Richard A Clark
Morgan Advanced Materials, USA
Title: How judicious selection and application of d block metal ions in electrochemical exfoliation of graphite can help transition graphene production from the laboratory to commercial use in energy storage
Biography
Biography: Richard A Clark
Abstract
Since the groundbreaking article in Science in October 2004 describing the occurrence, isolation and potential significance of graphene, there has been a huge interest in developing industrially scalable methods of manufacture from bottom-up and top-down routes. One such top-down route developed for the mass manufacture of graphene involves electrochemical exfoliation. This can be conducted in anodic (oxidative) and cathodic (reductive) regimens, with the latter previously considered more suitable for production of higher quality (containing fewer defects) graphene, but hindered by lower efficiency and yield.

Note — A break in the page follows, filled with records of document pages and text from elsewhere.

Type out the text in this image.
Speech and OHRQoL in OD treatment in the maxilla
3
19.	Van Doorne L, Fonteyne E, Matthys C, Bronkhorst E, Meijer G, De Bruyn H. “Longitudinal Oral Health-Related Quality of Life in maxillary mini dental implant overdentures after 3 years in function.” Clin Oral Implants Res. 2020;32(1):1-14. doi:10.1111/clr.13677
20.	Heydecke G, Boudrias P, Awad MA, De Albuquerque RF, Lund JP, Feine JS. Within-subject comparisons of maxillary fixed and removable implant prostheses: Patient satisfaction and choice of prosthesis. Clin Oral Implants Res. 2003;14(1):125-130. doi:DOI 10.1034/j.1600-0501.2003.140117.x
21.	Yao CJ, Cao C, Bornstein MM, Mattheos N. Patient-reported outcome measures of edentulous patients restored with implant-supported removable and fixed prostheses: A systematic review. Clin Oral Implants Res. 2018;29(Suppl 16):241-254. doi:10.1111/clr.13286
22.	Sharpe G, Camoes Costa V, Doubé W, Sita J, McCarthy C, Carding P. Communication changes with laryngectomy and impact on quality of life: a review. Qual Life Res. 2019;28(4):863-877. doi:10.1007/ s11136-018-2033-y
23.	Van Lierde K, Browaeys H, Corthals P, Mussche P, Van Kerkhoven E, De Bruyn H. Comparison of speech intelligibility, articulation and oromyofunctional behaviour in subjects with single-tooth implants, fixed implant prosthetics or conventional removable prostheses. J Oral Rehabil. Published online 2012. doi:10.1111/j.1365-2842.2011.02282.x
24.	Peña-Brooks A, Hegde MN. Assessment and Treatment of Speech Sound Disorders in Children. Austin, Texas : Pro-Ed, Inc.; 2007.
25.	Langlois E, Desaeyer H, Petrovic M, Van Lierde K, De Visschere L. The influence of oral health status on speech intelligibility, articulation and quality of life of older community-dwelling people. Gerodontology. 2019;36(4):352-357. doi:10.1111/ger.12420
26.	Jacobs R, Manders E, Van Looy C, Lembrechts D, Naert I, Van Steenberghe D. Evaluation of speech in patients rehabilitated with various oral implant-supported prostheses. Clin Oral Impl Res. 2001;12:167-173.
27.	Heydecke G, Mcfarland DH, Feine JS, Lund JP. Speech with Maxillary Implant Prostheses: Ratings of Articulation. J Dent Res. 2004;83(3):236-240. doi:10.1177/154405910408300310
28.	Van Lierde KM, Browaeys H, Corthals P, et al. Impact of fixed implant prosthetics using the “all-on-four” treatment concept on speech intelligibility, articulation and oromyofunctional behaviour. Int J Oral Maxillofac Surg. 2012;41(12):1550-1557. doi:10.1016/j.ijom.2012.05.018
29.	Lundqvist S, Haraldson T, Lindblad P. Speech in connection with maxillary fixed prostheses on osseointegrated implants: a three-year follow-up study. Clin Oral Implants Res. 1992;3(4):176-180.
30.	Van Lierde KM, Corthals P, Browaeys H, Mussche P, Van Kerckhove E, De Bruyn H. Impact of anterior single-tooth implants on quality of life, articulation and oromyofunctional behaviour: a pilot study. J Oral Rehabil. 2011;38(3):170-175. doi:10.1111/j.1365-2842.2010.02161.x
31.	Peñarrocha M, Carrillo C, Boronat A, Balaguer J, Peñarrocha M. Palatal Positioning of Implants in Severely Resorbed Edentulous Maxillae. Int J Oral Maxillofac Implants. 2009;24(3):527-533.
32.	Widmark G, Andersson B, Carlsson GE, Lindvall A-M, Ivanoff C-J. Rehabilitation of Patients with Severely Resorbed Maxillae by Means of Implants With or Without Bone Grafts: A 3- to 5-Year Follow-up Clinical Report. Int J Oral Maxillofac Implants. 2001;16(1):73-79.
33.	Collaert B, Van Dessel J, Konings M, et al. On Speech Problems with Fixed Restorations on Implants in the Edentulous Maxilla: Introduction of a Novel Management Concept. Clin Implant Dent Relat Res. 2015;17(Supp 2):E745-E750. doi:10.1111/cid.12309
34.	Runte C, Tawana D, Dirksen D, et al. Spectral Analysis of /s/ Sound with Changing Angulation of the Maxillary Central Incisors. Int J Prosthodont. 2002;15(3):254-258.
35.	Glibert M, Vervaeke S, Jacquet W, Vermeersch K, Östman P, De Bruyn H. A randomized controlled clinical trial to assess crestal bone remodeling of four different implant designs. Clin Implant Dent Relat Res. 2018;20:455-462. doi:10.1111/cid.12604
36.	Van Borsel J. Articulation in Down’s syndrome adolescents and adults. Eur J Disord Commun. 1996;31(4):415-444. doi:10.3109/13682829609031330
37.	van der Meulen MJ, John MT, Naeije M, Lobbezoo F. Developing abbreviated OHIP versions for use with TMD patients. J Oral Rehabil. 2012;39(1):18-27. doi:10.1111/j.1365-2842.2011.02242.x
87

Generating a high- quality graphene product using an anodic process would therefore be of huge value in potential commercialization. Previous work has shown that graphene prepared by electrochemical exfoliation can be simultaneously functionalized with groups tailored to improve solubility in aqueous systems and with metal nanostructures, specifically various morphologies of gold and cobalt, which show high catalytic activity and stability when used as electrocatalysts for hydrogen evolution reactions. This presentation shows how, using selected transition metal ions such as cobalt (Co2+) and iron (Fe3+), high-quality (low oxygen, more conductive and with few layers) graphene can be produced using an anodic electrochemical exfoliation route. Additionally, it shows how other transition metal ions such as ruthenium (Ru3+) and manganese (Mn2+) can be used as metal oxide decorators. Certain hybrid structures can be uniformly grown on the graphene sheets in a single process and the product is an efficient electrocatalyst for water splitting and a high-performance electrode for supercapacitors (specific capacitance demonstrated over 520 Fg-1). This method also provides an elegant means of utilizing the pseudocapacitance of ruthenium dioxide (RuO2).